Here’s another leadership story.
I was evaluating a pobationary service. Towards the close of our work there the cuts were announced as a result of the 2010 Osborne austerity package. The service was hit with a 30% cut. And it turned out this was merely preparing the ground for the eventual privatisation of this and all other probationary services. How would the 30% cut be accommodated? The Head of the service, a prominent and innovative thinker nationally, called a one-day conference of all workers, from probation officers and their managers to cleaners and catering staff. A hall was prepared in ‘cafe style’, groups of 8 – 10 people on single tables. The Chief announced the situation and immediately invited the service Finance Officer to explain how the cuts were to fall, where the constraints lay and what might be the softening opportunities. Each table was then invited to think creatively about how the cuts might be best managed to protect the service, its people and the quality. The Chief was there, she said, to learn and be advised.

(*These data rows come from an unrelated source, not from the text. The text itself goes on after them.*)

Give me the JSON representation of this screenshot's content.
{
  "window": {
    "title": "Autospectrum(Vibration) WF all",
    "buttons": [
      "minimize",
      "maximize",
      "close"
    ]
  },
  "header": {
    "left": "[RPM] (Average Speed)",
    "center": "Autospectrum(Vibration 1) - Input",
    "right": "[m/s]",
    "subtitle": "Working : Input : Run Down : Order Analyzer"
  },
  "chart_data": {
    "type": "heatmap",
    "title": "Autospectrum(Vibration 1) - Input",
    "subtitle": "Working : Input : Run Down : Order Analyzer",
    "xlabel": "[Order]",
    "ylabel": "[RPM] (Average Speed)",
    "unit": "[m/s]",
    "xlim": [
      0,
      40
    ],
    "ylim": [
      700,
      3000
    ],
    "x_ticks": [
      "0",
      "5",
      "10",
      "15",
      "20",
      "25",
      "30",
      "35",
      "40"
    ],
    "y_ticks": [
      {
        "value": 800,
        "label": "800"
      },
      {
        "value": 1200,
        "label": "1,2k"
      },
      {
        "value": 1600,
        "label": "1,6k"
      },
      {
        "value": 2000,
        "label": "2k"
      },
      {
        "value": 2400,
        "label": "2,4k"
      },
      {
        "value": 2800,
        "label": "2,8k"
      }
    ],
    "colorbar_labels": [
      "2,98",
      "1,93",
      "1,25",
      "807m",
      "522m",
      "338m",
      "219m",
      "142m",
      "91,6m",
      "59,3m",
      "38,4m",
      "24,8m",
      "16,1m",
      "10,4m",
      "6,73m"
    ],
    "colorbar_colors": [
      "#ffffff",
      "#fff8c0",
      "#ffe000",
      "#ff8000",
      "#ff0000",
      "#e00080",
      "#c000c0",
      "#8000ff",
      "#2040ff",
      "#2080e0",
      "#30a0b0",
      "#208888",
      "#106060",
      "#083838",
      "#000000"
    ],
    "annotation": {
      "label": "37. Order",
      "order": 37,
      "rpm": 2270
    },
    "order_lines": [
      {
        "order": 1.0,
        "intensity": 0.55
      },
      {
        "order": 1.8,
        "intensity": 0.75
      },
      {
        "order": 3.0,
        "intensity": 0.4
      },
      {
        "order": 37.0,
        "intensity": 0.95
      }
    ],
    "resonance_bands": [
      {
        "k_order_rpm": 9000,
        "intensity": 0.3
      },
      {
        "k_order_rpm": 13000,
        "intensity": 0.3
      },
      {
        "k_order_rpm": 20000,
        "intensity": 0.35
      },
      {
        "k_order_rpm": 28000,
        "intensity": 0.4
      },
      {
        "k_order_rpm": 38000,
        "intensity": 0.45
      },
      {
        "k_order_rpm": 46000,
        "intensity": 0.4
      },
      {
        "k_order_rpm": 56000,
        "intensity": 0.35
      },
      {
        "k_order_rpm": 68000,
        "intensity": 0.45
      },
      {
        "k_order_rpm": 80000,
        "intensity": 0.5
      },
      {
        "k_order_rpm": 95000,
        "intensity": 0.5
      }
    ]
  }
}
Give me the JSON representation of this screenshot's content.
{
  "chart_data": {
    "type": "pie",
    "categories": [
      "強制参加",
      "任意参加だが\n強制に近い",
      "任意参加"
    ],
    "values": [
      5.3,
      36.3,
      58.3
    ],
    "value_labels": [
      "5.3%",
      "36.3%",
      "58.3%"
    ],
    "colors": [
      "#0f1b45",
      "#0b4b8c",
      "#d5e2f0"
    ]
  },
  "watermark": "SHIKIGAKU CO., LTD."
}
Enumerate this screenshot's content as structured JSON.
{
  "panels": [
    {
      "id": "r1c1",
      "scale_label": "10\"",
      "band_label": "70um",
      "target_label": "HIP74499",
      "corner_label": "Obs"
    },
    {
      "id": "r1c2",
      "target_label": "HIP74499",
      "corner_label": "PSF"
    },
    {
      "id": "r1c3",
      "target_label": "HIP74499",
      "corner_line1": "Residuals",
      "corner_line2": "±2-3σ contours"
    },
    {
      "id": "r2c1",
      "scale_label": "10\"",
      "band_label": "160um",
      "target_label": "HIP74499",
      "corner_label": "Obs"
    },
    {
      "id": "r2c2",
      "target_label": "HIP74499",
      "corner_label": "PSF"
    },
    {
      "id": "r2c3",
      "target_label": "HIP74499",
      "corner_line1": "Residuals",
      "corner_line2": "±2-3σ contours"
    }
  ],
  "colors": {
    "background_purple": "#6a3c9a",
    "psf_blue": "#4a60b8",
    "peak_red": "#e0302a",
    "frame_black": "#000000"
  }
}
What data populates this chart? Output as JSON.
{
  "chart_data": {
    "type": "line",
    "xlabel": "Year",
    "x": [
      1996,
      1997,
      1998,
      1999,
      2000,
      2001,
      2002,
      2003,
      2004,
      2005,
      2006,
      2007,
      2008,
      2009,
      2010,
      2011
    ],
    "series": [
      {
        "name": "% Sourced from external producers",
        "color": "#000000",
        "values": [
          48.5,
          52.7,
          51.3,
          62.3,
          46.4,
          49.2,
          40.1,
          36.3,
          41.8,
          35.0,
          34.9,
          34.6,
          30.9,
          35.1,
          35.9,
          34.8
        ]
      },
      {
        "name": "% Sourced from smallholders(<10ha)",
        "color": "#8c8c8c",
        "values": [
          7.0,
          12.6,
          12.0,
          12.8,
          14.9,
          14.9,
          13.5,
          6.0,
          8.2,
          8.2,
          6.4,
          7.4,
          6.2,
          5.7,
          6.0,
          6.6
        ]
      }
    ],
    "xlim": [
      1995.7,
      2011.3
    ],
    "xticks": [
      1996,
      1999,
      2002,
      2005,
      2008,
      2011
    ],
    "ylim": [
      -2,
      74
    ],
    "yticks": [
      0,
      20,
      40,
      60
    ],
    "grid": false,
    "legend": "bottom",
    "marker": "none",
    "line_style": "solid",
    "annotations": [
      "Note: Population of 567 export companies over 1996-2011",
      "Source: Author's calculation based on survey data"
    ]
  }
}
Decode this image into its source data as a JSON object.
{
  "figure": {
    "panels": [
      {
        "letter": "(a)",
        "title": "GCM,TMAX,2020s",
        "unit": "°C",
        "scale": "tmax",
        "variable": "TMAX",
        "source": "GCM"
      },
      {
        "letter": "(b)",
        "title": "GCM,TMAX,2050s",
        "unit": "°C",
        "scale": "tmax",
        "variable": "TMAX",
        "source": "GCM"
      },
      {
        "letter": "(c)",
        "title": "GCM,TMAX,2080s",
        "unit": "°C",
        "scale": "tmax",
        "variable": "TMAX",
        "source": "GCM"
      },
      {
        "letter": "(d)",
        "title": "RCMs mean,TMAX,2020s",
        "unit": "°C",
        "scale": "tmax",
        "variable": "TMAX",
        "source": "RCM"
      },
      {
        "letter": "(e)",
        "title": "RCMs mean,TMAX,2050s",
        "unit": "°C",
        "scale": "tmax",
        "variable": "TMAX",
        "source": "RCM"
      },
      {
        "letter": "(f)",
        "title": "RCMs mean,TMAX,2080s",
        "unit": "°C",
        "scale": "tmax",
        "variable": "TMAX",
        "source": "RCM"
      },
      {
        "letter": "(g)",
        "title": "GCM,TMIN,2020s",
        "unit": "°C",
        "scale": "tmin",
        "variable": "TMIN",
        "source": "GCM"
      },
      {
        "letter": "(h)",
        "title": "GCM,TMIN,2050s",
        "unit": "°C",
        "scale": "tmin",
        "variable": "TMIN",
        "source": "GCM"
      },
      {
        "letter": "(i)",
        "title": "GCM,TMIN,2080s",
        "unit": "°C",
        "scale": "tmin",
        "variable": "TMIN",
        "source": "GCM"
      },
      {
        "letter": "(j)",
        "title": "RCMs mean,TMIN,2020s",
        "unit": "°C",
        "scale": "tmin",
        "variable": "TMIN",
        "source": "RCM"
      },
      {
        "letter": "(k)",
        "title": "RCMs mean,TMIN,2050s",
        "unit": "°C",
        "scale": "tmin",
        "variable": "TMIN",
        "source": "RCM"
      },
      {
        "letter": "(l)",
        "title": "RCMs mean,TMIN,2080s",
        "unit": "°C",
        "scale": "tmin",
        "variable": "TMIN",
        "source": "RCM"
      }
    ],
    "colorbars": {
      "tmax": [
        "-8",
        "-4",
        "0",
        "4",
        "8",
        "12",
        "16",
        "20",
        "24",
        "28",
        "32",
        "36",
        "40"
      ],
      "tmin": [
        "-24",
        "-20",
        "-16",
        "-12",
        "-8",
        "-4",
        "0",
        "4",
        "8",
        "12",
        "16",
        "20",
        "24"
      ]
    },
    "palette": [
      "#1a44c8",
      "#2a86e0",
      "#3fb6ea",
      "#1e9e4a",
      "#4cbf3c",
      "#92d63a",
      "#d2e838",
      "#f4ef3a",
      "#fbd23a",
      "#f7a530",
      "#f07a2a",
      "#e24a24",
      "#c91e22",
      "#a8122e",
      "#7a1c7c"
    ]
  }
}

I left before the day was over and returned to my university. That day, as all days, was saturated with the gloom of persistent cuts, the anxiety of jobs on the line, and the looming infeasibility of maintaining the quality of what we did. A continual current of meetings were called to receive news of where and how the cuts would fall. No discussion. No appeal. No consideration of realities or preferences. Priorities were set centrally. We were an audience.
Two styles of leadership. I asked the Head of probation why she did this. “How else can I do it?” she said. “I don’t know how the organisation works.”